Understanding your customer faster. Account insights, deal summaries, and competitive intelligence pulled together in seconds rather than hours. The kind of prep work that used to take up a morning is now done before the first coffee.
Communicating with more impact. Personalized outreach, proposals, and presentations drafted in minutes. Not generic output, but content shaped around the deal, the customer, and the moment.
The quiet wins that compound. Getting a quick answer to an HR question, summarizing a meeting before the next call, clearing the cognitive clutter that slows everyone down. These feel small in isolation. Over the course of a week, they add up to something significant.
Crucially, none of this was hypothetical. We were sharing how SAP employees are already working this way, right now.
The Product at the Heart of It
The part I was most proud to present was the product I help build: the Generative AI Experience Lab, SAP's internal conversational AI platform developed within the Generative AI Center of Excellence.
As Product Owner, I've spent considerable time thinking about what enterprise AI actually needs to be useful at scale. The answer isn't just capability.
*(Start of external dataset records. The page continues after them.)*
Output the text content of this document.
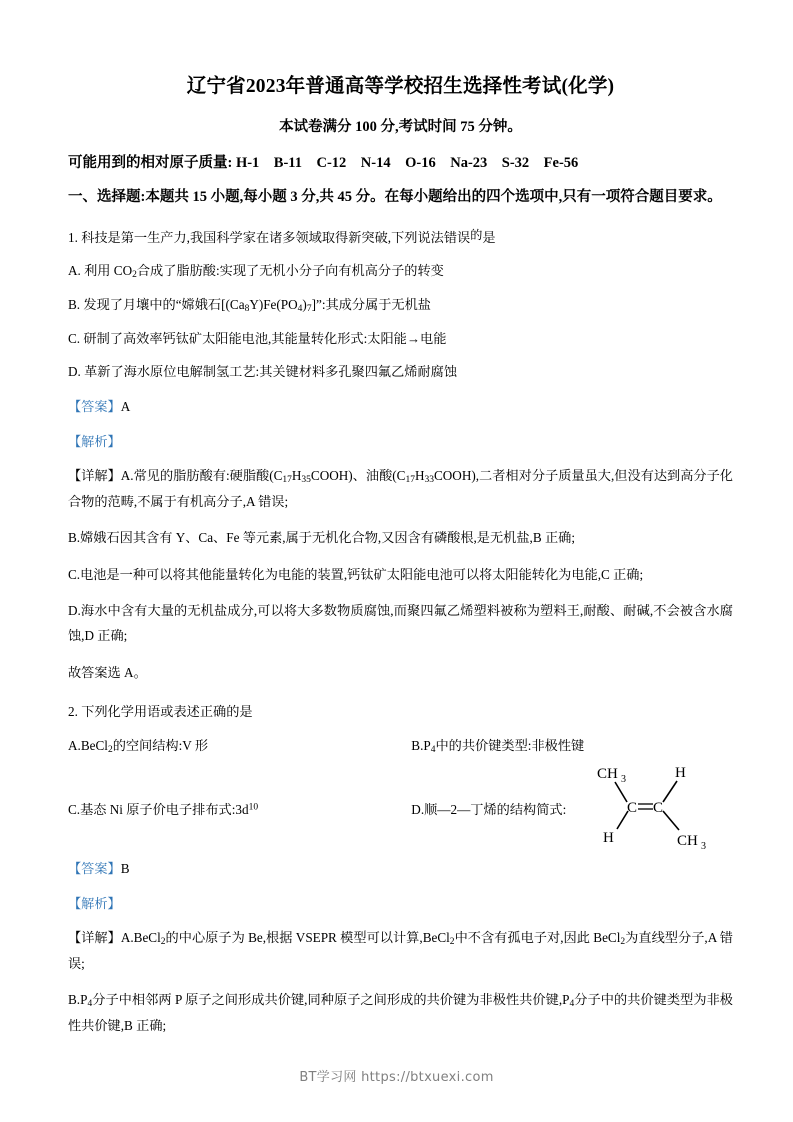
辽宁省2023年普通高等学校招生选择性考试(化学)
本试卷满分 100 分,考试时间 75 分钟。
可能用到的相对原子质量: H-1    B-11    C-12    N-14    O-16    Na-23    S-32    Fe-56
一、选择题:本题共 15 小题,每小题 3 分,共 45 分。在每小题给出的四个选项中,只有一项符合题目要求。
1. 科技是第一生产力,我国科学家在诸多领域取得新突破,下列说法错误的是
A. 利用 $CO_2$合成了脂肪酸:实现了无机小分子向有机高分子的转变
B. 发现了月壤中的“嫦娥石$[(Ca_8Y)Fe(PO_4)_7]$”:其成分属于无机盐
C. 研制了高效率钙钛矿太阳能电池,其能量转化形式:太阳能→电能
D. 革新了海水原位电解制氢工艺:其关键材料多孔聚四氟乙烯耐腐蚀
【答案】A
【解析】
【详解】A.常见的脂肪酸有:硬脂酸$(C_{17}H_{35}COOH)$、油酸$(C_{17}H_{33}COOH)$,二者相对分子质量虽大,但没有达到高分子化合物的范畴,不属于有机高分子,A 错误;
B.嫦娥石因其含有 Y、Ca、Fe 等元素,属于无机化合物,又因含有磷酸根,是无机盐,B 正确;
C.电池是一种可以将其他能量转化为电能的装置,钙钛矿太阳能电池可以将太阳能转化为电能,C 正确;
D.海水中含有大量的无机盐成分,可以将大多数物质腐蚀,而聚四氟乙烯塑料被称为塑料王,耐酸、耐碱,不会被含水腐蚀,D 正确;
故答案选 A。
2. 下列化学用语或表述正确的是
A.BeCl$_2$的空间结构:V 形	$B.P_4$中的共价键类型:非极性键
C.基态 Ni 原子价电子排布式$:3d^{10}$	D.顺—2—丁烯的结构简式:
CH 3	H
C C
H	CH 3
【答案】B
【解析】
【详解】A.BeCl$_2$的中心原子为 Be,根据 VSEPR 模型可以计算,BeCl$_2$中不含有孤电子对,因此 BeCl$_2$为直线型分子,A 错误;
$B.P_4$分子中相邻两 P 原子之间形成共价键,同种原子之间形成的共价键为非极性共价键$,P_4$分子中的共价键类型为非极性共价键,B 正确;
BT学习网 https://btxuexi.com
It's capability with trust built in. The platform gives SAP employees access to a curated suite of AI models from multiple providers, with features ranging from PowerPoint and image generation to data masking for sensitive information and enhanced content filtering for responsible use. It is powerful by design, and safe by design.
Watching colleagues engage with it in real time, asking questions and imagining how they would apply it to their own workflows, was one of those moments that makes product work feel worthwhile.
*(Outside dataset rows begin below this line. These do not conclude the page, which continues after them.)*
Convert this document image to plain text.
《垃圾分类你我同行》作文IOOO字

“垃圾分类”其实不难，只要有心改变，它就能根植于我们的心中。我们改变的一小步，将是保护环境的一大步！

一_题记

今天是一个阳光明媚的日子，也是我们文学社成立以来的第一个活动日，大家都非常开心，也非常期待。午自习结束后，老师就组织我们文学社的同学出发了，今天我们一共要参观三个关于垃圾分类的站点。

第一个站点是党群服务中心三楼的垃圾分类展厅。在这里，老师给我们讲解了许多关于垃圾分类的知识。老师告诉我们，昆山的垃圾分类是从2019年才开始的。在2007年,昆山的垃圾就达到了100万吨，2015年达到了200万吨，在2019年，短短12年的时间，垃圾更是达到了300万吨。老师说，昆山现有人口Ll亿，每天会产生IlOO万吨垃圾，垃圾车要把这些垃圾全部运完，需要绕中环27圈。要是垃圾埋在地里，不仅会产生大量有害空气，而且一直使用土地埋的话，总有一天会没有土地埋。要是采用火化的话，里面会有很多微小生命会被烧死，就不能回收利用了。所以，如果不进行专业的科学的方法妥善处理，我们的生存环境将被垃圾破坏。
Why It Matters Beyond the Room
Enablement sessions are easy to dismiss as a checkbox. Show up, present, move on. But the goal here was never a one-hour knowledge transfer. It was a shift in how people relate to their tools, and to their own capacity.
When a salesperson realizes they can walk into a customer meeting better prepared, respond to an RFP faster, or free up an hour they would have spent on admin, something changes in how they see their work. That is the actual outcome we are building toward.
Sessions like this sit at the intersection of everything I care about as a practitioner: product thinking, human-centered communication, and the conviction that AI should expand what people are capable of, not just automate what they already do.